2 spherical containers- P and Q are connected by a tap. P contains a gas at pressure 5 atm at 300K. Q contains same gas at pressure 2 atm at 400K. If tap is opened find the final pressure. Given: volume of Q is 4 times volume of P.
To find the final pressure when the tap is opened, we can use the ideal gas law, which states:
PV = nRT
Where:
P = pressure
V = volume
n = number of moles of gas
R = ideal gas constant
T = temperature
First, let's calculate the number of moles of gas in containers P and Q separately.
For container P:
Given pressure, P1 = 5 atm
Given temperature, T1 = 300 K
Given volume, V1
For container Q:
Given pressure, P2 = 2 atm
Given temperature, T2 = 400 K
Given volume, V2 = 4V1 (since the volume of Q is 4 times the volume of P)

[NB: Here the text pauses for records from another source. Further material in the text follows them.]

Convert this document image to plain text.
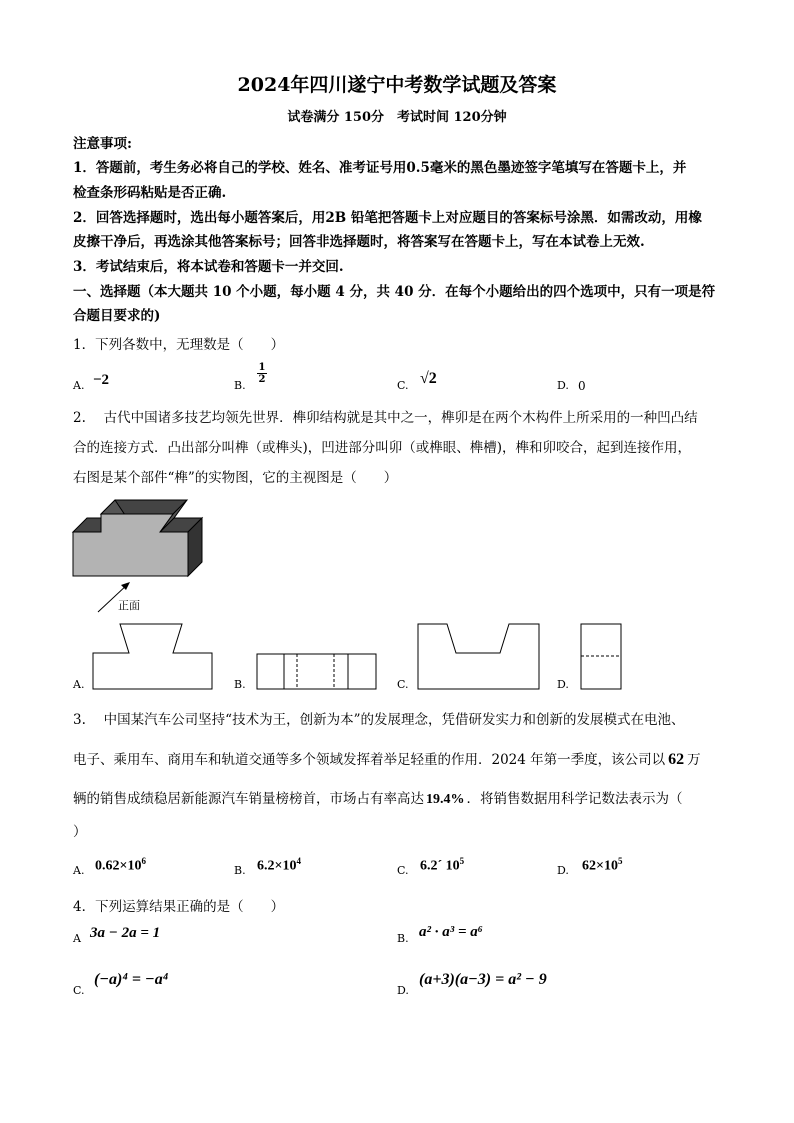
2024年四川遂宁中考数学试题及答案
试卷满分 150分　考试时间 120分钟
注意事项:
1．答题前，考生务必将自己的学校、姓名、准考证号用0.5毫米的黑色墨迹签字笔填写在答题卡上，并
检查条形码粘贴是否正确.
2．回答选择题时，选出每小题答案后，用2B 铅笔把答题卡上对应题目的答案标号涂黑．如需改动，用橡
皮擦干净后，再选涂其他答案标号；回答非选择题时，将答案写在答题卡上，写在本试卷上无效.
3．考试结束后，将本试卷和答题卡一并交回.
一、选择题（本大题共 10 个小题，每小题 4 分，共 40 分．在每个小题给出的四个选项中，只有一项是符
合题目要求的)
1．下列各数中，无理数是（　　）
A. −2	B.
$\frac{1}{2}$
C. √2	D. 0
2.　 古代中国诸多技艺均领先世界．榫卯结构就是其中之一，榫卯是在两个木构件上所采用的一种凹凸结
合的连接方式．凸出部分叫榫（或榫头)，凹进部分叫卯（或榫眼、榫槽)，榫和卯咬合，起到连接作用，
右图是某个部件“榫”的实物图，它的主视图是（　　）
正面
A.	B.	C.	D.
3.　 中国某汽车公司坚持“技术为王，创新为本”的发展理念，凭借研发实力和创新的发展模式在电池、
电子、乘用车、商用车和轨道交通等多个领域发挥着举足轻重的作用．2024 年第一季度，该公司以 62 万
辆的销售成绩稳居新能源汽车销量榜榜首，市场占有率高达 19.4% ．将销售数据用科学记数法表示为（
）
A. $0.62\times 10^6$
B. $6.2\times 10^4$
C. 6.2´ $10^5$
D. $62\times 10^5$
4．下列运算结果正确的是（　　）
A 3a − 2a = 1	B. a² · a³ = a⁶
C.
(−a)⁴ = −a⁴
D.
(a+3)(a−3) = a² − 9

Now, let's calculate the number of moles of gas in each container using the ideal gas law:
n1 = (P1 * V1) / (R * T1) -- (1)
n2 = (P2 * V2) / (R * T2) -- (2)
Next, when the tap is opened, the gas in containers P and Q will mix. The total number of moles of gas after mixing can be calculated as:
ntotal = n1 + n2
Now, let's find the final pressure, Pfinal. We can rearrange the ideal gas law equation as follows:
Pfinal = (ntotal * R * Tfinal) / Vfinal -- (3)
Since the volumes of P and Q are connected by the tap, we know that Vfinal = V1 + V2. Substituting this value and rearranging equation (3), we can solve for Pfinal:
Pfinal = (ntotal * R * Tfinal) / (V1 + V2) -- (4)
Substituting equations (1) and (2) into equation (4), we get:
Pfinal = ((P1 * V1) / (R * T1) + (P2 * V2) / (R * T2)) * (R * Tfinal) / (V1 + V2)
Now, substitute the given values and solve for Pfinal:
Pfinal = ((5 atm * V1) / (R * 300 K) + (2 atm * 4V1) / (R * 400 K)) * (R * Tfinal) / (V1 + 4V1)
Simplifying further:
Pfinal = ((5 / (R * 300)) + (2 * 4 / (R * 400))) * (R * Tfinal) / (1 + 4)
Pfinal = ((5 / (R * 300)) + (8 / (R * 400))) * (R * Tfinal) / 5
Pfinal = (5 / (R * 300) + 8 / (R * 400)) * Tfinal
Finally, since the equation already contains the ideal gas constant (R), we can simplify further to get:
Pfinal = (5/300 + 8/400) * Tfinal
Pfinal = (1/60 + 1/50) * Tfinal
Pfinal = (50 + 60) / (60 * 50) * Tfinal
Pfinal = (110 / 3000) * Tfinal
Therefore, the final pressure, Pfinal, is equal to (110 / 3000) * Tfinal, where Tfinal is the final temperature when the tap is opened.